Historical Influences

These modified tones have technical precursors: reflect on John Cage’s prepared pianos, or the radical techniques of U.S. maverick Henry Cowell. What is remarkable is how successfully she fuses these new sounds with her own bluesy vocabulary at the keyboard. The language rarely departs from that which she developed in a catalog spanning more than 80 albums, ensuring that the new hallucinogenically hued sounds are driven by the fizzy energy of an artist in complete command. It’s exhilarating material.

A Constant Innovator

Williams consistently experimented with the piano. "When I played, I visualized colors," she reportedly said. She received her first upright piano in 1954. On her blog, she recounted the tale of her first "dismantling" – "something I repeated for all pianos," she commented: Williams removed a panel from under the piano’s keyboard, and placed it on the floor next to her stool. "Seeking rhythm, my left foot turned into the hi-hat pedal," she stated.

Williams originally trained in classical piano at the Peabody Conservatory. Early encounters with the classical repertoire led her to Rachmaninov; she brought his famous Prelude in C minor to her piano teacher, who scolded her for improvising a section. Yet he recognized her potential: the next week, he introduced her to Dave Brubeck to play. She mastered his Take Five within a week.

Frustration with the Scene

Subsequently, Brubeck refer to Williams "among the finest pianists I have ever heard," and McCoy Tyner was just as awed. Williams’ 2004 Grammy-nominated album Live at Yoshi’s, Vol 1, displays her deep immersion in jazz history, plus her signature clever pianistic wit. Nevertheless, despite her dedicated efforts to learn about the genre – first, to the hipper sounds of Coltrane, Miles and Dolphy, before working her way back to Monk and Garner to Fats Waller and James P Johnson – she soon grew disappointed with the jazz world.

After moving from Philadelphia to San Francisco, Williams encountered the great Mary Lou Williams. Encouraged by the veteran's advice ("Don’t ever let anyone stop you"), she turned into a outspoken, vocal critic of her scene: of the low wages, the jazz "boys’ club," the "scene networking" – namely smoking and drinking as the key way of landing performances – and of a commercial business profiting from the work of financially strained musicians.

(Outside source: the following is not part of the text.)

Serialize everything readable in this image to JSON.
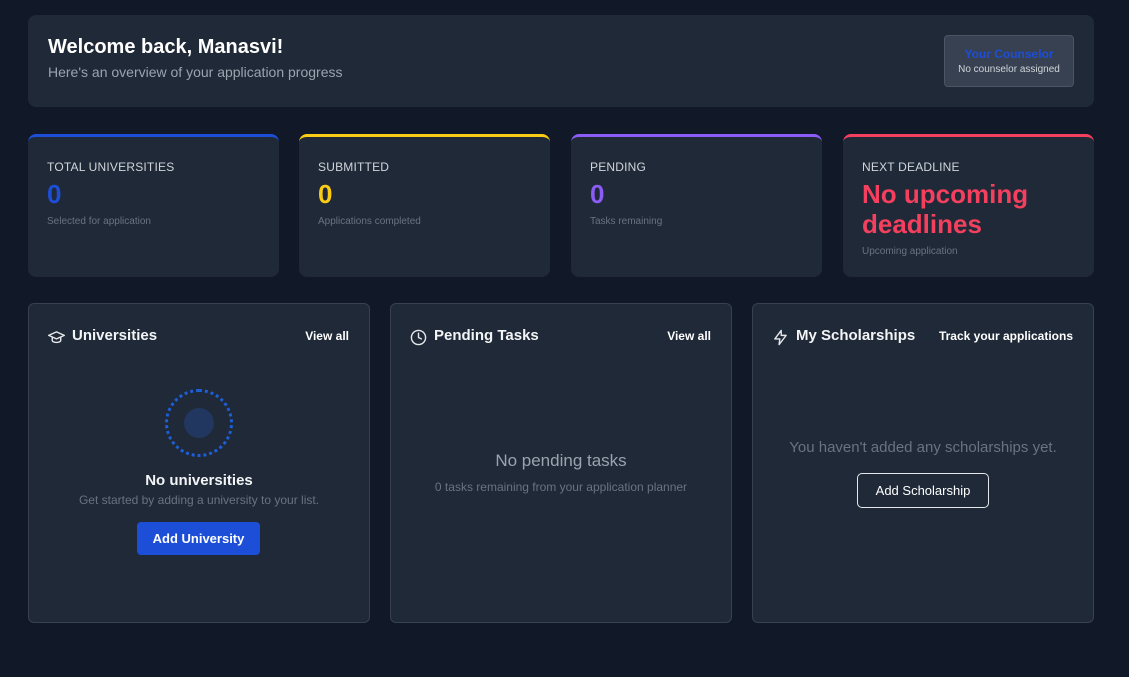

"I am repeatedly disappointed at the truth of the ‘jazz world’ and its failure to organise, communicate and stand up for a set, any set, of fundamental principles," she stated in the album notes to her 2008 release Deep Monk. In the same vein, the writing on her blog was wide-ranging, unflinching, decidedly ideological and feminist, though she rarely discussed her experiences as a trans individual. As one critic noted: "To add to the sexism … that drove her from her desired musical domain for a period, imagine what kind of cruel nonsense she must have faced as a trans woman in the jazz scene of the early 80s."

A Journey of Independence

The artist's trajectory arced towards self-sufficiency. Subsequent to a stint in the bustling Bay Area scene, she moved through smaller cities such as Sacramento and Santa Cruz, making a home in Portland in 1991, and later going to a more remote location, to Yakima, Washington State, in the 2010s. Williams saw early on the immense possibilities of the internet

Claudia Spencer
Claudia Spencer

A tech journalist and software analyst with over a decade of experience covering digital trends and innovations.